Secondly, the authors find that while both children are expected to carry out chores in families with working mothers, that the division of labor was gendered so women did "inside" chores, while men did "outside" chores.
"Dividing the spheres of boys’ and girls’ expertise in this way sometimes had the unintended result of encouraging behavior in girls that was less rambunctious, and more easily translatable to scholarly pursuits (e.g., reading, etc.), while boys’ physical responsibility sometimes placed them in a sphere far removed from activities that might encourage educational achievement."
Thirdly, in families where the mother stayed at home, resources were lavished more on sons at the expense of daughters. This differential investment might be explained as follows: the sons will have to be the sole breadwinner in their families when they grow up. Hence, what you have here is the transmission of very traditional gender roles in families with a stay-at-home mother.
The second explanation for the findings seems the most interesting and perhaps controversial.
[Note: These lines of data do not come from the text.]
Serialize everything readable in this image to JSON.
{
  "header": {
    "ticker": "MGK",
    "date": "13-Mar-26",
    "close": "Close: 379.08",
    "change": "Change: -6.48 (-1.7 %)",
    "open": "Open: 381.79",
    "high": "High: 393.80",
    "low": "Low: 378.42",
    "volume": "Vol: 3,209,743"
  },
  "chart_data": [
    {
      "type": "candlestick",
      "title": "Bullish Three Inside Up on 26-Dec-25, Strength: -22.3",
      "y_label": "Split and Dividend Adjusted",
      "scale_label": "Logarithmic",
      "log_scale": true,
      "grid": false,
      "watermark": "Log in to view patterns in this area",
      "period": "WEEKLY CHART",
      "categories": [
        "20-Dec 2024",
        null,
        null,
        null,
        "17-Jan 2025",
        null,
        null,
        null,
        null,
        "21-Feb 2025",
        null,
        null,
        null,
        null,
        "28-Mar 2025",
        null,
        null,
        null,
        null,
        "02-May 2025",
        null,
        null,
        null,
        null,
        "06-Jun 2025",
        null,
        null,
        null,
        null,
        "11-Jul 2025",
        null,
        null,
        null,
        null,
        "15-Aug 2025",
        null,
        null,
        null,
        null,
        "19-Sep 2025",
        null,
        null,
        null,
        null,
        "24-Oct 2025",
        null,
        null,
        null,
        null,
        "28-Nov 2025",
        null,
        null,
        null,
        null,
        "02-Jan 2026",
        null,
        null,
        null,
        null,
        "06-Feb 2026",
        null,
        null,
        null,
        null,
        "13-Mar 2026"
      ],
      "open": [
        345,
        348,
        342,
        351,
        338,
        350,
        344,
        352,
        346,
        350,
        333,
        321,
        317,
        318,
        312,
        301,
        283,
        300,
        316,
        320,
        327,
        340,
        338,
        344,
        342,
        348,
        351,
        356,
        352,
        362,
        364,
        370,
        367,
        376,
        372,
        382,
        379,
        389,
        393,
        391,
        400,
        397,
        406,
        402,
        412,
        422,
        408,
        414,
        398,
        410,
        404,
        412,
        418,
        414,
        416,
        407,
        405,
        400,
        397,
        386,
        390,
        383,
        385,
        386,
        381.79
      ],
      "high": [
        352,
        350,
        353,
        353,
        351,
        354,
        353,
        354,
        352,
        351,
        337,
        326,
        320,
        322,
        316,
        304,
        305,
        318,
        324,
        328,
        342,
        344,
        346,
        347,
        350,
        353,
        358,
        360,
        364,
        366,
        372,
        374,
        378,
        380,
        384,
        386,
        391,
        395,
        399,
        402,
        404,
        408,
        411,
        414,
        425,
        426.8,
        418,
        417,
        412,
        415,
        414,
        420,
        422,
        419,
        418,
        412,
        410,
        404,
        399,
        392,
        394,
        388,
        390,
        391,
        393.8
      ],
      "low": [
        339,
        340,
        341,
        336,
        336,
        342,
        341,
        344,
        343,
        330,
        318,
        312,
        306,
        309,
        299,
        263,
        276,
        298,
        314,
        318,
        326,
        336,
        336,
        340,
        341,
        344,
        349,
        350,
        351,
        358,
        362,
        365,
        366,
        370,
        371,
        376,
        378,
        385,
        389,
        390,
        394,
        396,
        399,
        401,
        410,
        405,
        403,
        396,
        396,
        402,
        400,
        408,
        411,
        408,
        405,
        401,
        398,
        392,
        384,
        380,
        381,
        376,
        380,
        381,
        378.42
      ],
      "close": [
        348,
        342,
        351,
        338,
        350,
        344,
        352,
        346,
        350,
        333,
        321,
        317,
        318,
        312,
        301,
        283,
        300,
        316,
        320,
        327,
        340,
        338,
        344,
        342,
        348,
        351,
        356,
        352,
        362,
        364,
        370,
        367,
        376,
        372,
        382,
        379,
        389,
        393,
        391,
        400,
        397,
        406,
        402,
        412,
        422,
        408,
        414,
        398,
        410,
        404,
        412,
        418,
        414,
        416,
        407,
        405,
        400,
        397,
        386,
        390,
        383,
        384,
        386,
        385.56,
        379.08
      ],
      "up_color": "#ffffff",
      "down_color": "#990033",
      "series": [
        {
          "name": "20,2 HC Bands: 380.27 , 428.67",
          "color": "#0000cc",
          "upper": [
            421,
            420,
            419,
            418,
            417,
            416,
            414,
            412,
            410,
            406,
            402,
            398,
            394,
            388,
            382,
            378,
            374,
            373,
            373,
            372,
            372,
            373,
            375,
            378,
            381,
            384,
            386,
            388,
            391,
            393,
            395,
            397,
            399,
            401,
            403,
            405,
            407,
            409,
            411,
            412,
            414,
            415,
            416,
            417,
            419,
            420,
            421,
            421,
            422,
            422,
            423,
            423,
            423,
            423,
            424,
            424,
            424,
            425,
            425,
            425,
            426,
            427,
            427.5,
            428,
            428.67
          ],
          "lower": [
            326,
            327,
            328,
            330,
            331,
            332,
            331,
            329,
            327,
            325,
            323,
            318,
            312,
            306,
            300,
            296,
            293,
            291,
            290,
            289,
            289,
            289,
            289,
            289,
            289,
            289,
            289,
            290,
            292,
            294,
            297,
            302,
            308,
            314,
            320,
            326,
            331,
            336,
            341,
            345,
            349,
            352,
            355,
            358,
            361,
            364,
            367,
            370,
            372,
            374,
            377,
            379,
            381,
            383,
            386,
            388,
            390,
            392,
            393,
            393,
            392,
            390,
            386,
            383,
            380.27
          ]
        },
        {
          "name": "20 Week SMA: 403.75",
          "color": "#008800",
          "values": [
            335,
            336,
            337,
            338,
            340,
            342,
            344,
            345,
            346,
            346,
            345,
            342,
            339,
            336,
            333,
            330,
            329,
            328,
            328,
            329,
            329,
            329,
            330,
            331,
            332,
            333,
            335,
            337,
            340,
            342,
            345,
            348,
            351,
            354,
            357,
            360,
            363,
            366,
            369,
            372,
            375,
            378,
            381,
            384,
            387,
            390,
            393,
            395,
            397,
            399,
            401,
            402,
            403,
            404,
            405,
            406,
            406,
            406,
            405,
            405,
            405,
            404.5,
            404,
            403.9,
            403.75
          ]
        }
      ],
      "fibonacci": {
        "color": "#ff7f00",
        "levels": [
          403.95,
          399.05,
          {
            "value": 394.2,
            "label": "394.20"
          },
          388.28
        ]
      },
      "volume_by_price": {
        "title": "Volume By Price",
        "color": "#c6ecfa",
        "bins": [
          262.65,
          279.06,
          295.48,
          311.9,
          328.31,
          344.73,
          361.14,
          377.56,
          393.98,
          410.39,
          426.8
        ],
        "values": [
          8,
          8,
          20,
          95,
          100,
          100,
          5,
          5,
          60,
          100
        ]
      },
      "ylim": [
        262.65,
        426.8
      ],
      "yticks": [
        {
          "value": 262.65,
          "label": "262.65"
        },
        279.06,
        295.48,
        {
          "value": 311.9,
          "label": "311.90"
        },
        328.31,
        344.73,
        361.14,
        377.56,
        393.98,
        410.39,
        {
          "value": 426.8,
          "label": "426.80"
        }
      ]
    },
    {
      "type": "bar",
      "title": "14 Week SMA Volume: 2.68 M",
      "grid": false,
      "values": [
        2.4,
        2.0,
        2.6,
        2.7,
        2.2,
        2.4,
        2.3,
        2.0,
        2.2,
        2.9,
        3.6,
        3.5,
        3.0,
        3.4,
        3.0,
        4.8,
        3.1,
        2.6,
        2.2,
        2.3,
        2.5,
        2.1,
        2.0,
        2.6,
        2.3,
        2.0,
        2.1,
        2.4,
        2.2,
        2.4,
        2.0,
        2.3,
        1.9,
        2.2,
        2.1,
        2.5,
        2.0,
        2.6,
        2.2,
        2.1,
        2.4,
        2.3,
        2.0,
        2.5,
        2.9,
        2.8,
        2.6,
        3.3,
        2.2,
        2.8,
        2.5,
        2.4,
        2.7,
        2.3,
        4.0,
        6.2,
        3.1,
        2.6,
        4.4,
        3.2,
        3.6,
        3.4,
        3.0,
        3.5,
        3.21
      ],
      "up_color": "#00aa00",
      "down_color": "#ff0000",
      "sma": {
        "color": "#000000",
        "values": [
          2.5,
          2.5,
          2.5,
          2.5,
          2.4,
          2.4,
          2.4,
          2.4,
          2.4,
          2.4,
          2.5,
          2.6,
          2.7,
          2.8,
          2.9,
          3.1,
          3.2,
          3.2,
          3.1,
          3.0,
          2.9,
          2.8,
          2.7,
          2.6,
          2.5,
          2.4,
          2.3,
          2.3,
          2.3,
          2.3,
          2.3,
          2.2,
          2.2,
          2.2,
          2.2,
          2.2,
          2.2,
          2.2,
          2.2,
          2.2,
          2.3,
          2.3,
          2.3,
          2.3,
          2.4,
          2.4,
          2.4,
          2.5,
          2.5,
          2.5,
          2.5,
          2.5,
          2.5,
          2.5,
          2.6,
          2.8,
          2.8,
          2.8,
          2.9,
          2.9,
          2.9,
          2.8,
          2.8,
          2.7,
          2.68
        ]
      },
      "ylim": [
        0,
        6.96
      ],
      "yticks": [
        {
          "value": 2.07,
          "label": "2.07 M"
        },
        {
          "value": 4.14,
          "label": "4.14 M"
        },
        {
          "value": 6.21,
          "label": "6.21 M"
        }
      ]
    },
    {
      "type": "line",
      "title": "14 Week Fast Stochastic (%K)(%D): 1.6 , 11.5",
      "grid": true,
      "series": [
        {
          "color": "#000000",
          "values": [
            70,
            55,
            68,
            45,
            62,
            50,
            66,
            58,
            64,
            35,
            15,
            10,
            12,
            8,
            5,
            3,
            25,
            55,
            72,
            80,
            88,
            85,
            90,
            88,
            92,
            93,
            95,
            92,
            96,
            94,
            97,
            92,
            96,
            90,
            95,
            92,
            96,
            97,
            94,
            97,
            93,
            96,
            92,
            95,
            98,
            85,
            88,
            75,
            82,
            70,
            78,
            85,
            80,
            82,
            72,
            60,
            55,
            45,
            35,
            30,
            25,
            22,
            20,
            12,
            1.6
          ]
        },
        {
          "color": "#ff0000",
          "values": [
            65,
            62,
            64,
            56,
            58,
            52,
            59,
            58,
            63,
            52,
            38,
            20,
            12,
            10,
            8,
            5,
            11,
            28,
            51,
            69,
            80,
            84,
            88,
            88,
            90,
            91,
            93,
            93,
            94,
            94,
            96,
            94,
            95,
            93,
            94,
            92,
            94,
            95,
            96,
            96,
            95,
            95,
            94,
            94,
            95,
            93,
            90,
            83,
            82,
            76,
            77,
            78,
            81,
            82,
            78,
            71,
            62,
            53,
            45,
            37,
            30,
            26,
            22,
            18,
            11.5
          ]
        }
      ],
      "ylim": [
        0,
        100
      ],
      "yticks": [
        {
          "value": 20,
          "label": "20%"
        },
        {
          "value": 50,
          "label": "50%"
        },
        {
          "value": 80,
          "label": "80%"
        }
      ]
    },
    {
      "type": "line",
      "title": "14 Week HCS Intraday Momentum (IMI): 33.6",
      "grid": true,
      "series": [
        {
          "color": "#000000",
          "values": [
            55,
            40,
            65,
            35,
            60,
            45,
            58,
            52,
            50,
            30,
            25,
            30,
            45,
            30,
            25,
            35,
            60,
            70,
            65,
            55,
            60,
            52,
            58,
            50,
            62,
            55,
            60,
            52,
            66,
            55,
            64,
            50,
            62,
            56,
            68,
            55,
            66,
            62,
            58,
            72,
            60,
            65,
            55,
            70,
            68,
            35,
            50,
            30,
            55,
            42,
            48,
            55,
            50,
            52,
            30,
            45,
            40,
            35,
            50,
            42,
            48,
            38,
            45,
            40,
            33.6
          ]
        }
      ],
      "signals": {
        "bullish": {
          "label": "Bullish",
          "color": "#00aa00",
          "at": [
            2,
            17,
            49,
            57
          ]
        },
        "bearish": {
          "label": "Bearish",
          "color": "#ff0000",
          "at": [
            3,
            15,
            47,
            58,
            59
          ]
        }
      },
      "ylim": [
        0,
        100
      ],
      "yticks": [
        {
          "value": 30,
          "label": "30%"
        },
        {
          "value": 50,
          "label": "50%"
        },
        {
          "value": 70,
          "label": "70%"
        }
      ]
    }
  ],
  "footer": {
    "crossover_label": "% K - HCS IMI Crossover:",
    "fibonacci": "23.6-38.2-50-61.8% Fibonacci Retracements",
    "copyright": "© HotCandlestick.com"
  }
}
I can imagine that this paper, if it makes it into the public debates about why boys are falling behind educationally, will (a) lead to greater outcries against women working outside the home, i.e. feminist bashing and (b) lead to more condemnations of the institutional expectations of education, i.e. quiet and less rambunctious behavior.
What I am curious about then is whether or not boys in families with stay-at-home mothers are expected to do any chores? If not, how does that help them develop more scholarly habits?
In any case, this paper is quite interesting and much of it confirms my unscientific intuitions that working outside the home will have positive benefits for my daughter. What do you think?